Fortunately, outcries in South Africa, public pressure and a persistent Yale administration convinced Bristol Myers to allow other companies to produce generic copies of the AIDS drug for low price distribution in Africa.

But when Rose’s AIDS vaccine reaches the market, which will not happen for several years, if at all, the developing world should not have to wait for affordable prices. Rose’s vaccine — a nasal spray that would be administered only once or twice in one’s life — will be most effective in poorer countries where doctors find it nearly impossible to get people to return for multiple injections. It will also be the easiest method of vaccinating children, since it can be administered with a quick spray, not a needle.

The company to which Yale has licensed the manufacturing rights to Rose’s vaccine, Wyeth-Lederle — a subdivision of pharmaceuticals giant American Home Products — is footing the enormous bill required to push the vaccine through clinical testing. In partnering with Yale and supporting Rose’s work, the firm has already shown a commitment to help stop the AIDS epidemic.

At the start of 2001, over 36 million people worldwide were living with HIV or AIDS. More than 70 percent of those people, approximately 25.3 million, live in Sub-Saharan Africa, and another 16 percent live in South and Southeast Asia. Wyeth-Lederle will need to recoup its investment and make a profit to stimulate further research and development, but it must not do so at the expense of the world’s neediest AIDS victims.

The University must not dismiss Wyeth-Lederle’s need for revenue, for crippling the industry which develops life-saving drugs benefits neither producers nor consumers. Rather, the University ought to use its leverage with manufacturers to balance humanitarian concerns with legitimate corporate self-interest.
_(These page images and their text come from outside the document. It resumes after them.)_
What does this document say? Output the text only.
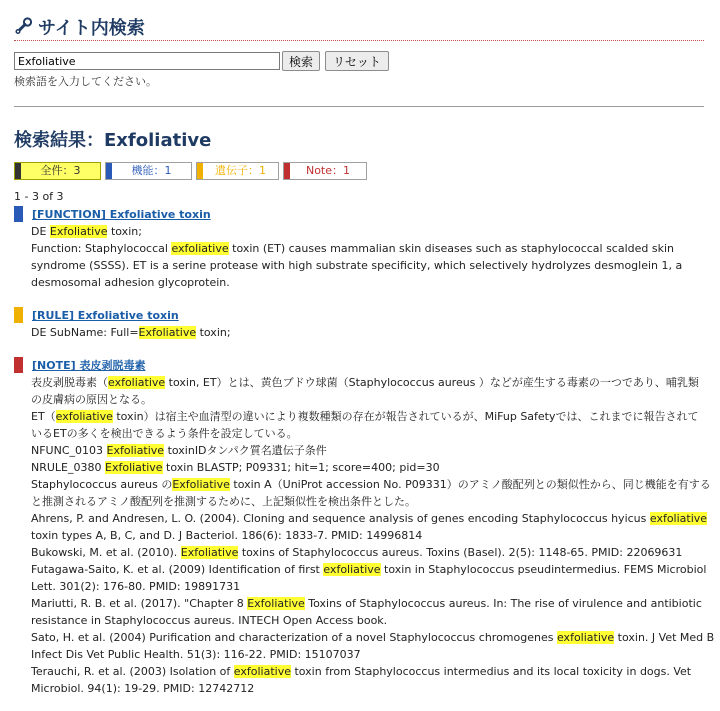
サイト内検索
Exfoliative
検索	リセット
検索語を入力してください。
検索結果：Exfoliative
全件：3	機能：1	遺伝子：1	Note：1
1 - 3 of 3
[FUNCTION] Exfoliative toxin
DE Exfoliative toxin;
Function: Staphylococcal exfoliative toxin (ET) causes mammalian skin diseases such as staphylococcal scalded skin
syndrome (SSSS). ET is a serine protease with high substrate specificity, which selectively hydrolyzes desmoglein 1, a
desmosomal adhesion glycoprotein.
[RULE] Exfoliative toxin
DE SubName: Full=Exfoliative toxin;
[NOTE] 表皮剥脱毒素
表皮剥脱毒素（exfoliative toxin, ET）とは、黄色ブドウ球菌（Staphylococcus aureus ）などが産生する毒素の一つであり、哺乳類
の皮膚病の原因となる。
ET（exfoliative toxin）は宿主や血清型の違いにより複数種類の存在が報告されているが、MiFup Safetyでは、これまでに報告されて
いるETの多くを検出できるよう条件を設定している。
NFUNC_0103 Exfoliative toxinIDタンパク質名遺伝子条件
NRULE_0380 Exfoliative toxin BLASTP; P09331; hit=1; score=400; pid=30
Staphylococcus aureus のExfoliative toxin A（UniProt accession No. P09331）のアミノ酸配列との類似性から、同じ機能を有する
と推測されるアミノ酸配列を推測するために、上記類似性を検出条件とした。
Ahrens, P. and Andresen, L. O. (2004). Cloning and sequence analysis of genes encoding Staphylococcus hyicus exfoliative
toxin types A, B, C, and D. J Bacteriol. 186(6): 1833-7. PMID: 14996814
Bukowski, M. et al. (2010). Exfoliative toxins of Staphylococcus aureus. Toxins (Basel). 2(5): 1148-65. PMID: 22069631
Futagawa-Saito, K. et al. (2009) Identification of first exfoliative toxin in Staphylococcus pseudintermedius. FEMS Microbiol
Lett. 301(2): 176-80. PMID: 19891731
Mariutti, R. B. et al. (2017). "Chapter 8 Exfoliative Toxins of Staphylococcus aureus. In: The rise of virulence and antibiotic
resistance in Staphylococcus aureus. INTECH Open Access book.
Sato, H. et al. (2004) Purification and characterization of a novel Staphylococcus chromogenes exfoliative toxin. J Vet Med B
Infect Dis Vet Public Health. 51(3): 116-22. PMID: 15107037
Terauchi, R. et al. (2003) Isolation of exfoliative toxin from Staphylococcus intermedius and its local toxicity in dogs. Vet
Microbiol. 94(1): 19-29. PMID: 12742712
Hopeful indicators on this front already exist. In September, Yale President Richard Levin said Yale would look into “differential pricing” — where different prices are charged in different regions — for the vaccine once it reaches the market. With an eye toward the links between economic necessity and moral imperatives, as well as the tensions between them, the University should push for a policy to guarantee that people around the world benefit from the fruits of Yale’s scholarship.